Que tipo de dificuldade que você enfrentou ao traduzir Ulysses, que tem particularidades literárias ligadas a costumes e regionalismo irlandeses?

Todo tipo. Pode chutar um aí. Olha, o Finnegans Wake, o romance seguinte do Joyce, é um problema de espécie. Aquilo é uma outra coisa. E as dificuldades envolvidas, seja num processo de leitura seja num processo de tradução serão, sempre, fundamentalmente novas, eventualmente únicas. No Ulysses, o que acontece é uma questão de grau. As dificuldades envolvidas na tradução, assim como na leitura do romance, são as mesmas presentes em toda a tradição romanesca anterior e posterior ao livro. Só que exacerbadas. Intensificadas mesmo. É como traduzir uns dezoito romances densos em um só. Mesmo. Sem retórica. O ganho de experiência é o tamanho dos obstáculos.

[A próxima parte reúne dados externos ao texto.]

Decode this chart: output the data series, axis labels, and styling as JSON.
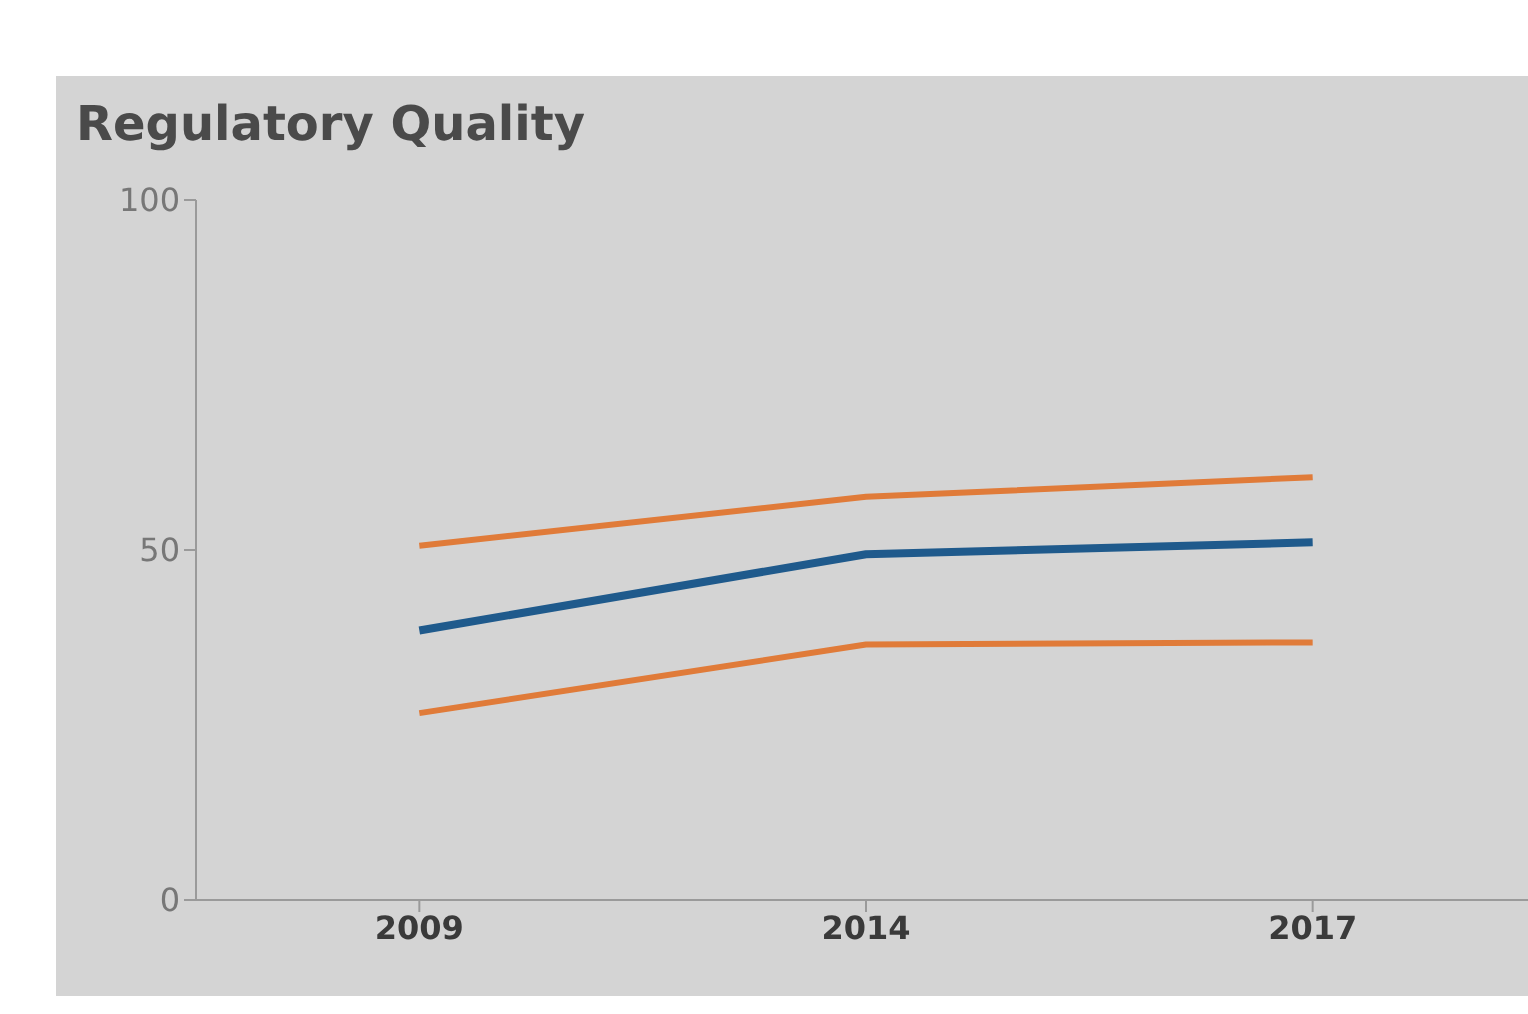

Você traduziu recentemente o romance Vício inerente, do escritor americano Thomas Pynchon, também considerado um autor “difícil” e de estilo literário intrincado, tal como Joyce. Por que a atração por escritores com essas características?

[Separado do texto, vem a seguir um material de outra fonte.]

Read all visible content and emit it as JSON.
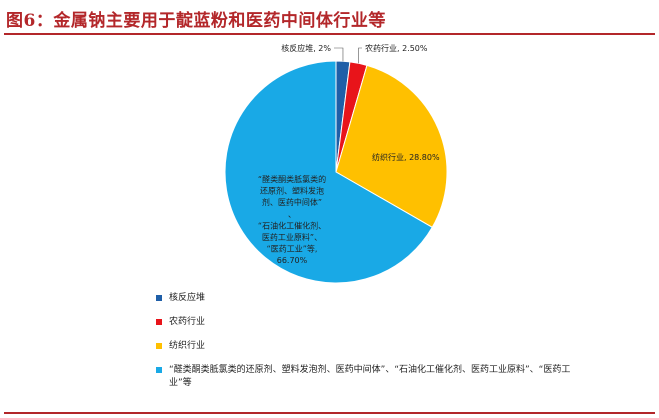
{
  "title": "图6：金属钠主要用于靛蓝粉和医药中间体行业等",
  "chart_data": {
    "type": "pie",
    "title": "图6：金属钠主要用于靛蓝粉和医药中间体行业等",
    "slices": [
      {
        "name": "核反应堆",
        "value": 2.0,
        "label": "核反应堆, 2%",
        "color": "#1f5fa8"
      },
      {
        "name": "农药行业",
        "value": 2.5,
        "label": "农药行业, 2.50%",
        "color": "#e8141a"
      },
      {
        "name": "纺织行业",
        "value": 28.8,
        "label": "纺织行业, 28.80%",
        "color": "#ffc000"
      },
      {
        "name": "“醛类酮类胝氯类的还原剂、塑料发泡剂、医药中间体”、“石油化工催化剂、医药工业原料”、“医药工业”等",
        "value": 66.7,
        "label_lines": [
          "“醛类酮类胝氯类的",
          "还原剂、塑料发泡",
          "剂、医药中间体”",
          "、",
          "“石油化工催化剂、",
          "医药工业原料”、",
          "“医药工业”等,",
          "66.70%"
        ],
        "color": "#19a9e6"
      }
    ],
    "legend_placement": "bottom"
  },
  "legend": [
    {
      "text": "核反应堆",
      "color": "#1f5fa8"
    },
    {
      "text": "农药行业",
      "color": "#e8141a"
    },
    {
      "text": "纺织行业",
      "color": "#ffc000"
    },
    {
      "text": "“醛类酮类胝氯类的还原剂、塑料发泡剂、医药中间体”、“石油化工催化剂、医药工业原料”、“医药工业”等",
      "color": "#19a9e6"
    }
  ]
}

Pynchon é muitíssimo bem representado no Brasil pelo grande [tradutor e poeta] Paulo Henriques Britto, que aliás vem sendo meu santo-interlocutor e copidesque magnífico nessa última etapa de revisão do Ulysses. Eu podia dizer que hoje é a editora que escolhe, porque eu, afinal, sou soldadinho etc. (Só o Ulysses é que foi originalmente um projeto “meu”.) Mas o fato é que acho que eu acabo recebendo essas “missões” (mais recentemente Tom Stoppard, Ali Smith, James Agee), esses autores “difíceis”, porque é mesmo algo que me cabe direitinho. É o tipo de literatura de que eu gosto. E, consequentemente, é aquela que eu possivelmente escrevo melhor como tradutor. Porque faço com mais tesão? Eu sou tradutor de horas vagas e acaba que esse elemento, esse “gosto” pesa nas minhas escolhas e nas escolhas que a editora, sabiamente, tem feito por e pra mim. Sabe, antes de ser tradutor, antes de ser professor universitário, eu era músico. E pode bem ser que isso tenha formado a minha cabeça mais que qualquer outra coisa. E a música, estudar música de verdade, te inclina sempre pra esse lado formal, de brincar com formas e estruturas. Sei lá. Te parece? Mas me soa, sabe. Cá por coisas. Vá saber.